Intertwined with Annie’s story in the present, there are other voices from the past. Inspector William George writes a journal about his cases, one in particular about baby farming which is bothering him. (Baby farming being when unwed mothers with little other choice available to them would pay other women to take their babies off their hands, and then these women would sell them on to those who couldn’t have children. In some cases the babies died in suspicious circumstances.) George received a tip off about two women and is determined to get to the bottom of it. And then there’s Lily’s voice, the ghost of the title. Initially we get to see how she came to live with the Georges and start making a name for herself on the stage, but it isn’t too long before poor Lily ties the threads of the story together.

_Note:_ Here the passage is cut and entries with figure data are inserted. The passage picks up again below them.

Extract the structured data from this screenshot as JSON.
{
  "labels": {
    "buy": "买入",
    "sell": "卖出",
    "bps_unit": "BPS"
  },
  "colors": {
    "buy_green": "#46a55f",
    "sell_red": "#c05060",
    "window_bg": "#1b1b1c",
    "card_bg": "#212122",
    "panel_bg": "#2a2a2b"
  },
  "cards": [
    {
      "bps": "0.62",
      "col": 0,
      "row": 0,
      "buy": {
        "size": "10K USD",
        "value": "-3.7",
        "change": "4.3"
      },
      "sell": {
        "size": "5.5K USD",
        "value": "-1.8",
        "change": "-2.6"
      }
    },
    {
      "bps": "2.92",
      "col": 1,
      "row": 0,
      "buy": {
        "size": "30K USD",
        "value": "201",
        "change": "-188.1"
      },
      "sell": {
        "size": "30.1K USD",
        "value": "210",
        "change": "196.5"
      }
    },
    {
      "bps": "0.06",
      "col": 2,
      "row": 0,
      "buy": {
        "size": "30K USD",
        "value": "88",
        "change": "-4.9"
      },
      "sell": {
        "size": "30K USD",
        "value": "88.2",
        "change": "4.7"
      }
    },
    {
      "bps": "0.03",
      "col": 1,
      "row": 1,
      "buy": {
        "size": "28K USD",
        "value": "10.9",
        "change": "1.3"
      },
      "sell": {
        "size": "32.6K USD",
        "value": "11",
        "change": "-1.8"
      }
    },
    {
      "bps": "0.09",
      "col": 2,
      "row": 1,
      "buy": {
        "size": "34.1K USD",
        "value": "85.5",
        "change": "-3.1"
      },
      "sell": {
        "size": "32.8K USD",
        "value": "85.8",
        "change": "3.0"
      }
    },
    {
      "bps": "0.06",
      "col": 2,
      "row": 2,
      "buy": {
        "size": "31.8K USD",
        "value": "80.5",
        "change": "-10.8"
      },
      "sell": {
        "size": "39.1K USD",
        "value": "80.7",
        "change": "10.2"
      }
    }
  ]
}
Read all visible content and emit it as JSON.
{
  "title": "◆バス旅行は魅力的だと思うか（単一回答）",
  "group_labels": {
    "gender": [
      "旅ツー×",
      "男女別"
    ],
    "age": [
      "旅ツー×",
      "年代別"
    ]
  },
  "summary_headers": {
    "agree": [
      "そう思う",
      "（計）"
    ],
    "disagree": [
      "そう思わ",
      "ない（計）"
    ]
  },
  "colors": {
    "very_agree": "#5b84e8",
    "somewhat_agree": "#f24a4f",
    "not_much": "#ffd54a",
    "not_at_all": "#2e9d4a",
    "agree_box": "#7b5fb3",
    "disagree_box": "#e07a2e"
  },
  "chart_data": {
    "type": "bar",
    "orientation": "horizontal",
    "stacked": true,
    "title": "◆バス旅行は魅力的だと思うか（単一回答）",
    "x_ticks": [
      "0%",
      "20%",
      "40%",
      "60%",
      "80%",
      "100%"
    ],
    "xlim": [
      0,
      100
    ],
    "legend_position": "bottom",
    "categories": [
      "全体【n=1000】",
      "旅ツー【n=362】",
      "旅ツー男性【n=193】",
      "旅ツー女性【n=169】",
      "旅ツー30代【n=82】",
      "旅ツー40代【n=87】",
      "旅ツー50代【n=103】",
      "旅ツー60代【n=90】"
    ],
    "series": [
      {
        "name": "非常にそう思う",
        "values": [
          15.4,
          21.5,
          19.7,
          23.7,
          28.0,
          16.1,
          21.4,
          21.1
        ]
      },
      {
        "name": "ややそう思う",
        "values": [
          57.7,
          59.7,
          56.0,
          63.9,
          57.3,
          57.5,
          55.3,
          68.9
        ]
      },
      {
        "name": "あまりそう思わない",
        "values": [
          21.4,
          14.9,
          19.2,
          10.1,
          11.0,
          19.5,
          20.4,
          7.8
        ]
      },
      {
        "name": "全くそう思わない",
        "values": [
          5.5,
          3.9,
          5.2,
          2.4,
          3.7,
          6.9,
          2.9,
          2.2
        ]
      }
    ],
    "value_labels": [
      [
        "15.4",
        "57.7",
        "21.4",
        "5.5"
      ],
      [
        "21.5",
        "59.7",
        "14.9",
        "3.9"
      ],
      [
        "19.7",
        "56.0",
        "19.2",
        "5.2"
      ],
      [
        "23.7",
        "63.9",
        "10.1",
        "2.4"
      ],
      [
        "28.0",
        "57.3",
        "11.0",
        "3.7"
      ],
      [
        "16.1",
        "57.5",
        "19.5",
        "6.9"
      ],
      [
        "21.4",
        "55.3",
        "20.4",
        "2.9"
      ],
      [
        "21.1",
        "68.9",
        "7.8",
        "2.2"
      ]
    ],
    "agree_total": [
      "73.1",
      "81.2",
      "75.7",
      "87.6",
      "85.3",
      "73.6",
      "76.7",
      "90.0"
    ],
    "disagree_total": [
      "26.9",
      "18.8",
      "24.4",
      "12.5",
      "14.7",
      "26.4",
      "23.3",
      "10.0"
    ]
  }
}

I wish this book had a different title. It is such an obvious one for a book like this. And to be honest it doesn’t fit the tone of the book at all. Neither does the jacket image. It looks like it should be very creepy, an old fashioned, scary ghost story. And it isn’t that at all, although there are times when the author tries to shoe horn that in. And that’s the problem with this book in a nutshell: it is trying to be far too many things at once, and failing on all counts. It is not a ghost story, nor is it historical fiction, or a relationship drama. It’s all those things stuck together to make a decent book that could have been even better, had it been more focused. Parts of the book are ‘inspired’ by a true story of baby farmers, and the author uses these beginnings to think about a larger ‘what if?’ These parts work really well. I was hooked on the sections that focused on the inspector, and Lily’s earlier days and how she gets involved with the baby farmers. These sections are very well written, and if the book had only been about the past I think it could have been really excellent.
The parts that don’t work all that well are the present day ones, and they felt unnecessary. It seemed like the author wanted to frame the story in this way and so made it happen, even if it didn’t do the book any good, and meant that the ending was far too silly and coincidental for it to have the emotional impact it should have. Annie, I’m afraid to say, is a very dull character, and so spending time with her while she unravels what we already know is not all that interesting. And when she’s not looking into the past she’s despairing over her marriage or taking her daughter to endless auditions, (the daughter wants to be an actress, sort of, but it’s a lame attempt at adding drama. No pun intended there).
One thing I did enjoy was the setting, which is Holloway. I live in North London so it was nice to see places I am familiar with popping up in a book. And while I can’t give this a rave review, it was entertaining for the most part. I just think it could have been a lot better.